If you are single, a great way to meet people is to go on dates. Of course, this isn’t for everyone, but if you are confident in dating as a digital nomad, go for it.

Going on dates as a nomad is an immediate solution to solving loneliness, whether socially or romantically. And even if nothing becomes of your dates, dating can be a nice way to meet people, whether expat/nomads or locals, and learn about new people, their experiences, their work and their motives for living in the city you’re in.

Helpful Tip

Date safely as a digital nomad. Never go on a date where the person on the other end of the dating app seems dodgy or has red flags. Go on dates only in public places, and avoid telling someone exactly where you live until they’ve earned your trust.

Go to Meetups

Meetup.com is an amazing place to find things to do. All you have to do is type in your city, and see what’s going on!

Keep in mind that some Meetups are free, and some come at a fee, which usually goes toward an organizer or to a company that is putting on an event. I used Meetup in NYC to find events for photographers, and at one point, I went to a Meetup for a special-interest foodies group at a health restaurant.

You might also see regular “meetups” being publicized in Facebook groups. Usually, people at these events are friendly and welcoming.

Join your local religious organization

For some people, religion is community. In the groups I’ve traveled with, and during my expat days as well as my digital nomad days, I’ve been someone who gravitates toward religious experiences, and it’s how I’ve met a LOT of new friends from around the world.

Because religion is such a grounding force, I find that the friends I’ve met from going to religious institutions or holiday celebrations around the world have stayed friends of mine, and I’ve even visited them in their home countries and kept in touch for years.

Volunteer

Volunteering is something I adopted when I first moved abroad alone. Again, I have to credit my friend Steph for finding the volunteer organization we latched onto - BEAN Shanghai. Our first volunteer event was playing cards and games with elder folks in an old age home, and I had so much fun that I attended the event every month for two years!

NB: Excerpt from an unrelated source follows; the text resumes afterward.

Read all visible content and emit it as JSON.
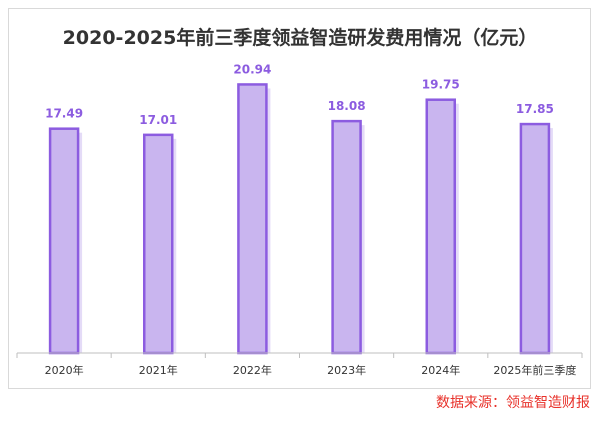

It’s not just the volunteering alone, though: volunteer organizations are usually social spaces where expats and digital nomads can meet and make friends. And if you thought meetups were friendly and welcoming, volunteering groups can be even more so.

Stay in hostels

Of course, staying in hostels is one of my favorite and most social aspects of traveling. I’ve made fantastic friends in hostels.

Now that hostels can also be places for digital nomads, you can make friends in the place where you’re staying. For example, Selina hostels are places where you can get your own room, socialize in social spaces like the hostel bar and pool and also get work done at the Coworking Space.

Another tip for booking hostels is to choose a hostel for its top-rated social atmosphere and do your coworking elsewhere, to get variety in who you meet. Although, I have to admit, it’s very convenient to stay at a hostel with a coworking space where you can make friends and then keep them around as you spend the night in the hostel social areas.

Try a language exchange

When I was a digital nomad in Hanoi, Vietnam, I distinctly remember that one of the most popular events was a weekly language exchange held at a “games cafe.” Incredibly, I remember the name of it: the Bla Bla Language Exchange, and it has grown to encompass cities on multiple continents in so many parts of the world.

A language exchange can take place in a few ways, but it always ends up being social. There are people who speak the main language of the city everyone is in. In this case, it was Vietnamese, in Vietnam.

Then, people attend who want to learn Vietnamese, and at the same time, they can form connections with locals! Plus, the locals can brush up on their English, or French, or German, or whichever languages are spoken by the attendees.

Language exchanges can be tons of fun, and everyone learns. Hopefully, everyone ends the event having new numbers in their phone of new friends to hang out with soon.